# { \int (12x+6)(3x^2+3x+5)^7 dx= ? }

## Question:

{eq}\int (12x+6)(3x^2+3x+5)^7 dx= ? {/eq}

## Integration By Substitution:

There are some integrals that are difficult to solve directly. If we observe them closely, we can find ways to simplify integrals into more familiar forms.

Substitution is the easiest method to solve the difficult integral. In this method, we define a new function and integrate the integral over that instead of over {eq}x {/eq}. This method is applicable only if we have an integral of the form {eq}\int f(p(x)) p'(x) dx {/eq}

We have to solve the integral

{eq}\int (12x+6)(3x^2+3x+5)^7 dx {/eq}

We solve the integral by using the substitution method.

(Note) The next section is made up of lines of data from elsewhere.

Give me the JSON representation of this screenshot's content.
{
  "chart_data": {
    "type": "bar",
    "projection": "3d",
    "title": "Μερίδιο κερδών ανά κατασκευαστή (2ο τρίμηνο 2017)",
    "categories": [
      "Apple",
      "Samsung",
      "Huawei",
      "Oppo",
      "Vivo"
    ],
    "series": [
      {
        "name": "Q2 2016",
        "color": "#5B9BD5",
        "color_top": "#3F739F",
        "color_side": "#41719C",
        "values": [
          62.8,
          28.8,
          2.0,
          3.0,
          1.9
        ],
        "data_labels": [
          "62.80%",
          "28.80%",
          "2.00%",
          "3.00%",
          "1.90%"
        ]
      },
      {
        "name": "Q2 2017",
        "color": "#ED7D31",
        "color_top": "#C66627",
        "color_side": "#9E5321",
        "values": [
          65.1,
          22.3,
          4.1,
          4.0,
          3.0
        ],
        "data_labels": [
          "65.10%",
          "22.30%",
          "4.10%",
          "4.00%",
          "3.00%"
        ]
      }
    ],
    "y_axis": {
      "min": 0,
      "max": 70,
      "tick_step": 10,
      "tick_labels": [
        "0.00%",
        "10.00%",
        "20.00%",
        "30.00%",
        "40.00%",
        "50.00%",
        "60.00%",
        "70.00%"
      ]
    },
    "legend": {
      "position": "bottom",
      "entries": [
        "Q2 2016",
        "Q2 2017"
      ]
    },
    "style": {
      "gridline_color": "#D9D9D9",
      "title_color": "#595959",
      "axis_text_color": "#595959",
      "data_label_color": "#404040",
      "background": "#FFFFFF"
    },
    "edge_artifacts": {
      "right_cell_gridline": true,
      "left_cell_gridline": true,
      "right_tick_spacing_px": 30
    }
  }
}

We use the substitution {eq}3x^2+3x+5=t {/eq} to solve the integral.

Differentiate both sides of the substitution with respect to {eq}x {/eq}

{eq}\begin{align} 3x^2+3x+5 &=t\\ \dfrac{\mathrm{d} }{\mathrm{d} x}(3x^2+3x+5) &=\dfrac{\mathrm{d} t}{\mathrm{d} x}\\ 3(2x)+3(1)+0 &=\dfrac{\mathrm{d} t}{\mathrm{d} x}\\ (6x+3)dx &=dt \end{align} {/eq}

Applying this substitution to the integral, we have:

{eq}\begin{align} \int (12x+6)(3x^2+3x+5)^7 dx &=\int 2(6x+3)(3x^2+3x+5)^7 dx\\ &=\int 2(t)^7dt\\ &=2\int t^7dt\\ &=2\left ( \dfrac{t^8}{8} \right )+C\\ &=\dfrac{t^8}{4}+C \end{align} {/eq}

Reversing the substitution, we have:

{eq}\begin{align} \int (12x+6)(3x^2+3x+5)^7 dx &=\dfrac{t^8}{4}+C\\ &=\dfrac{1}{4}(3x^2+3x+5)^8+C \end{align} {/eq}

{eq}\color{blue}{\int (12x+6)(3x^2+3x+5)^7 dx=\dfrac{1}{4}(3x^2+3x+5)^8+C} {/eq}